Which method should a cloud architect implement to isolate traffic between subnets while allowing stateful communication in an IaaS platform?

• A. Configure security groups.
• B. Configure HIPS policies.
• C. Configure IDS policies.
• D. Configure a network ACL.

The correct answer is: Configure security groups.

Choosing to configure security groups is the most effective method for isolating traffic between subnets while enabling stateful communication in an Infrastructure as a Service (IaaS) platform. Security groups act as virtual firewalls that control inbound and outbound traffic to resources, such as virtual machines, within the cloud environment. They are stateful, meaning that if a request is allowed from an instance, the response is automatically permitted, regardless of subsequent rules configured to deny traffic.
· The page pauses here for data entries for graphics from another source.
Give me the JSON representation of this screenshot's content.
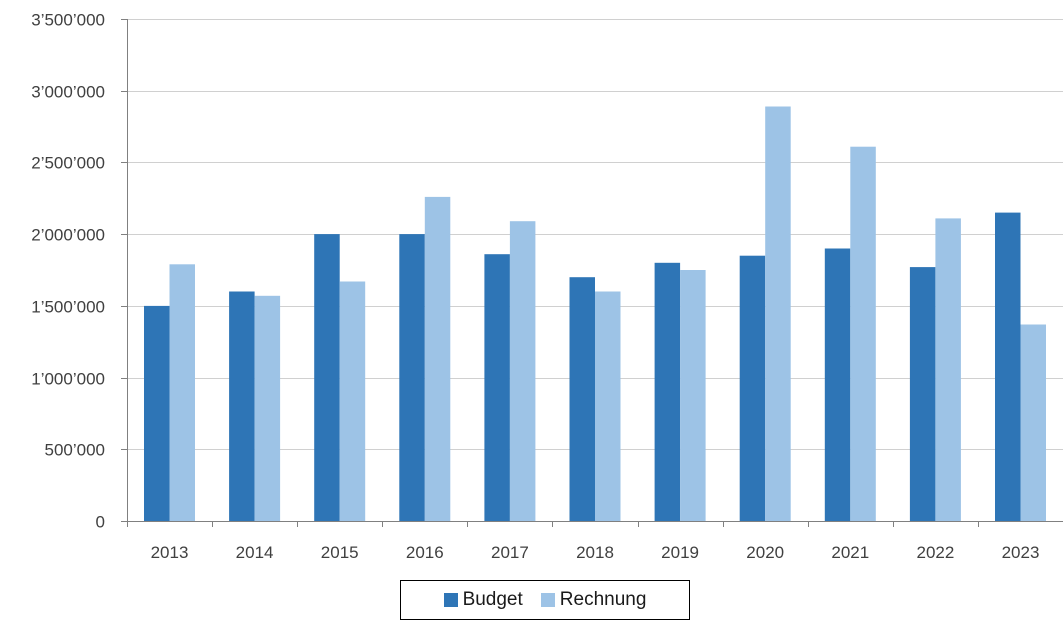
{
  "chart_data": {
    "type": "bar",
    "categories": [
      "2013",
      "2014",
      "2015",
      "2016",
      "2017",
      "2018",
      "2019",
      "2020",
      "2021",
      "2022",
      "2023"
    ],
    "series": [
      {
        "name": "Budget",
        "color": "#2E75B6",
        "values": [
          1500000,
          1600000,
          2000000,
          2000000,
          1860000,
          1700000,
          1800000,
          1850000,
          1900000,
          1770000,
          2150000
        ]
      },
      {
        "name": "Rechnung",
        "color": "#9DC3E6",
        "values": [
          1790000,
          1570000,
          1670000,
          2260000,
          2090000,
          1600000,
          1750000,
          2890000,
          2610000,
          2110000,
          1370000
        ]
      }
    ],
    "y_ticks": [
      0,
      500000,
      1000000,
      1500000,
      2000000,
      2500000,
      3000000,
      3500000
    ],
    "y_tick_labels": [
      "0",
      "500’000",
      "1’000’000",
      "1’500’000",
      "2’000’000",
      "2’500’000",
      "3’000’000",
      "3’500’000"
    ],
    "ylim": [
      0,
      3500000
    ],
    "grid": "horizontal",
    "legend_position": "bottom-center",
    "title": "",
    "xlabel": "",
    "ylabel": ""
  },
  "legend": {
    "items": [
      {
        "label": "Budget",
        "color": "#2E75B6"
      },
      {
        "label": "Rechnung",
        "color": "#9DC3E6"
      }
    ]
  }
}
By leveraging security groups, a cloud architect can selectively allow communication between specific subnets without exposing every instance to the entirety of the network. This ensures that only specified traffic flows to and from defined resources, maintaining the desired security posture. The other options focus on different aspects of network security. HIPS (Host Intrusion Prevention Systems) and IDS (Intrusion Detection Systems) are more about monitoring and protecting individual host systems rather than managing traffic flow at the subnet level. Network ACLs (Access Control Lists), on the other hand, are also effective for controlling subnet traffic but are stateless. This means that every request and response must be individually assessed against the ACL rules, making them less efficient for managing stateful traffic compared to security groups.